The Trojans knocked them right back out with four in the bottom half, three coming on Trey Ham’s homer.
That kind of thing can linger.
“Trey Ham answered the call,” Hiller said. “They had worked so yard and go four runs and we got three of ‘em back on one swing. I’ve been on the other end of that, when you work your tail off to get two or three runs, and then all of a sudden, a team scratches back and erases what you worked so hard for.”
The game was a nice pitchers battle between FPD’s Noah Takac and Tattnall’s Luke Laskey until that big fifth. Laskey and Dawson Brown had two-run doubles and Logan Simmons a two-run single.
Brown was among the six two-hit Trojans, with five RBI, one more than Ham. Gorman, Logan Fink, Laskey and Miles Morris also having two-hit games.
Laskey gave up only three hits, two to Cox, with six strikeouts and four walks.
In the nightcap, Tattnall got a two-out run in the first on a Fink single and Austin Marchman double, added one in the second on a walk to Ham, sacrifice, and RBI single by B.J. Spears to center.

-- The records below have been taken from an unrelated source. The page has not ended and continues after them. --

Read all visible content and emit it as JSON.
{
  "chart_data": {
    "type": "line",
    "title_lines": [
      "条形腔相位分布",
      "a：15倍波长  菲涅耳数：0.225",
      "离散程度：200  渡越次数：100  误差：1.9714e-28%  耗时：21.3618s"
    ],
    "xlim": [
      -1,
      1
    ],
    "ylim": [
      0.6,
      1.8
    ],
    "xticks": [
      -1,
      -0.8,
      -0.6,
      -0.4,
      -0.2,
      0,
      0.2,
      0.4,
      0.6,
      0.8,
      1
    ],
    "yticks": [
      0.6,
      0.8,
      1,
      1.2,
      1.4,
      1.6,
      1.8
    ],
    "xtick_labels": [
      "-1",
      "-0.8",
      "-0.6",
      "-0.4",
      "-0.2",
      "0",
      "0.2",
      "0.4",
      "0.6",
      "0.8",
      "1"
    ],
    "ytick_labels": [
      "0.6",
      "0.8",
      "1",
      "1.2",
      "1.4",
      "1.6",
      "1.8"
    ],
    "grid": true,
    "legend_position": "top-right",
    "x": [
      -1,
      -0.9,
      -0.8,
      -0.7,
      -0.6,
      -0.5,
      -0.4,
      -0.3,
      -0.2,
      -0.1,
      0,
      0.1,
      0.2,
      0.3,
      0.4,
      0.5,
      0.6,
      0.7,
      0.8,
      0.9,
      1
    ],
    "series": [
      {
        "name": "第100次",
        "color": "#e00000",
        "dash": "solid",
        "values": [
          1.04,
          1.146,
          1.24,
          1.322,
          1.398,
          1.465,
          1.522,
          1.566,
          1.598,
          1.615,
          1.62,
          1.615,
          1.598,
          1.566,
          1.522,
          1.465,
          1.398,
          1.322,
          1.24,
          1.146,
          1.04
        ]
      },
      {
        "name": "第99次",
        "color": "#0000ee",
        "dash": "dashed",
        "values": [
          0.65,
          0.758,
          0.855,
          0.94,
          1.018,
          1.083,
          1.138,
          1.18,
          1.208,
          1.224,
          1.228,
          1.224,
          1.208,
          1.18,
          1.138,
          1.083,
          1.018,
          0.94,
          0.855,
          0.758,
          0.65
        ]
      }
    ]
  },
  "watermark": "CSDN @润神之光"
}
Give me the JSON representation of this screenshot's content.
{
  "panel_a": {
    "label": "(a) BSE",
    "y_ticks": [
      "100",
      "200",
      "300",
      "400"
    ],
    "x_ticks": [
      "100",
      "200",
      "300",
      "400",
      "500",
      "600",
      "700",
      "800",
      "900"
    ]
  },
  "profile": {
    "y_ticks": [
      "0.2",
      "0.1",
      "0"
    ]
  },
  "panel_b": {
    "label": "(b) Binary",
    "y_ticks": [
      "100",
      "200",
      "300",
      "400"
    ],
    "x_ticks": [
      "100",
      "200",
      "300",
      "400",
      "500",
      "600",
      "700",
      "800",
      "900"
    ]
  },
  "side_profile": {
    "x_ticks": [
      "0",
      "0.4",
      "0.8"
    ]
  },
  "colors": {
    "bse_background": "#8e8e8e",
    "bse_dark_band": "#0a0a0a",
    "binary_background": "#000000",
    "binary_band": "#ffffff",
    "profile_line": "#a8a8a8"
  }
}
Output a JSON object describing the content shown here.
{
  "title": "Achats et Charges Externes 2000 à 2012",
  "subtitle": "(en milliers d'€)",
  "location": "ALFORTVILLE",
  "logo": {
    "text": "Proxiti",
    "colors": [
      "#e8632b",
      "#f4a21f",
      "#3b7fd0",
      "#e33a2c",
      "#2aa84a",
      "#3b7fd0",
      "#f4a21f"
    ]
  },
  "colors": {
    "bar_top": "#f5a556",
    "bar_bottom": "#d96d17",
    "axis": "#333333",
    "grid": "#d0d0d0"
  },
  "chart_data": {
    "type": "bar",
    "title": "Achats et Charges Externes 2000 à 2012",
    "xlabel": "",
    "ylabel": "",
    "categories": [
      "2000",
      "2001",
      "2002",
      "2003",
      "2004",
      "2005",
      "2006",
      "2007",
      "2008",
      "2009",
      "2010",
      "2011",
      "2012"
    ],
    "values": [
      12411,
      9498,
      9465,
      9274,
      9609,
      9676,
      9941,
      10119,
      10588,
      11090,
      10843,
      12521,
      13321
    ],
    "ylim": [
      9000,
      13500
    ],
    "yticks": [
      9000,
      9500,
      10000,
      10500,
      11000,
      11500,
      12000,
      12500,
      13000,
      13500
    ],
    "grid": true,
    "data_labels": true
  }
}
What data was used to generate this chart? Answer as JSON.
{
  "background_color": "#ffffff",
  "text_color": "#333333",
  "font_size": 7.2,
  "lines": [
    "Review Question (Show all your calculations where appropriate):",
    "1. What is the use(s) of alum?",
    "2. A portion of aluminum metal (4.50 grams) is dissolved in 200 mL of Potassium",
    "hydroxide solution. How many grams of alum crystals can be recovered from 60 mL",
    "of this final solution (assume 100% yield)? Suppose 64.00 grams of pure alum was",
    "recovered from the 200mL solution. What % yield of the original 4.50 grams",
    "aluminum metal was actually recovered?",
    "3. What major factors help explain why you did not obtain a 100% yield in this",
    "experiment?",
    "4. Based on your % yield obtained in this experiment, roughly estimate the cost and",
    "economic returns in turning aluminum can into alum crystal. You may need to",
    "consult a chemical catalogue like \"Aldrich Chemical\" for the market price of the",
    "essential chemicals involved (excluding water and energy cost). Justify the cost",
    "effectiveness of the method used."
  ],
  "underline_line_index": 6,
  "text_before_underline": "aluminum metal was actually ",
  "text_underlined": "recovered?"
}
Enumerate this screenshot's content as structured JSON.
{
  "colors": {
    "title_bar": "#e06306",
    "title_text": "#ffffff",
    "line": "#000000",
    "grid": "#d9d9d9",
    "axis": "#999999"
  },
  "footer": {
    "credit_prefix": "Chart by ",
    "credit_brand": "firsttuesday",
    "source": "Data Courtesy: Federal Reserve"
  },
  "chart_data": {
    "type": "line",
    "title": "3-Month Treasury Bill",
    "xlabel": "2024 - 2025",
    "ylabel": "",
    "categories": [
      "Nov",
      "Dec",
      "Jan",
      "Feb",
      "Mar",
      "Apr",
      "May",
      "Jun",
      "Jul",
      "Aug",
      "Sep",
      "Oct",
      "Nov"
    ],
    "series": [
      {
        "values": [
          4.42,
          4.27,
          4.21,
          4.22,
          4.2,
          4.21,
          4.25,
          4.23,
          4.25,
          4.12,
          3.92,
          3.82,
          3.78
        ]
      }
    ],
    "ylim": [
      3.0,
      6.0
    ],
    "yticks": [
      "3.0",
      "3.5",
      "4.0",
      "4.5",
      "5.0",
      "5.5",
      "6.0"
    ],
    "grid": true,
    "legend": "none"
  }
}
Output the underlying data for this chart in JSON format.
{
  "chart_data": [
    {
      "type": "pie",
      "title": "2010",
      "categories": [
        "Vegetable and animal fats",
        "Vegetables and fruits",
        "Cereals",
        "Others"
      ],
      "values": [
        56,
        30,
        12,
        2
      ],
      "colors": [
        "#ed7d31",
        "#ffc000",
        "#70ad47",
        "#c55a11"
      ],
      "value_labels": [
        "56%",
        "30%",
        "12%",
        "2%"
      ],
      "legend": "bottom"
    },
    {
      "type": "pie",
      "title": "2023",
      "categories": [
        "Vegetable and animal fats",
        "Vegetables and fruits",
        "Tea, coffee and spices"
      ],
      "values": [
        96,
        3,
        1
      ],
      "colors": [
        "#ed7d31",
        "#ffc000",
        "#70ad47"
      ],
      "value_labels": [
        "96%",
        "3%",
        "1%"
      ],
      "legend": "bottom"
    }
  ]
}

Then Brooks Gorman followed Logan Simmons’ leadoff single in the third with a towering homer to right-center, ending the day for starter Tyler Mimbs.
The Vikings went through three pitchers in the opener, and Garrett West came in after Mimbs and finished the third unscathed, but Tattnall got two in the fourth on Simmons’ double to deep left for a 6-0 lead.
The Vikings broke up Gorman’s no-hitter with a single by Ryan Jones to lead off the fifth, but then he was erased on a double play.
An infield single, passed ball, and wild pitch preceded Gorman’s two-run single in the top of the sixth as the the Trojans approached mercy-rule territory, which they reached soon after on Laskey’s deep-to-left two-run double.
The Vikings got their second hit off Gorman in the top of the seventh, but that, too, was followed by a double play.
“He usually strikes out more, but golly, he got groundballs to shortstop,” Hiller said of Gorman, who fanned two and walked one. “I don’t know how many shortstop) Logan (Simmons) fielded, but it was a lot.”
Simmons was part of one of Tattnall’s two double plays and turned five grounders into outs. Tattnall pitching has kept 10 straight opponents to four runs or less, with four shutouts in that span.
“We did a really good job of backing (Gorman) up,” Hiller said. “He threw strikes and trusted his defense. I t was a good plan.
“When we play error-free ball and throw strikes an dmake defensive plays, we’re a pretty dang good team.”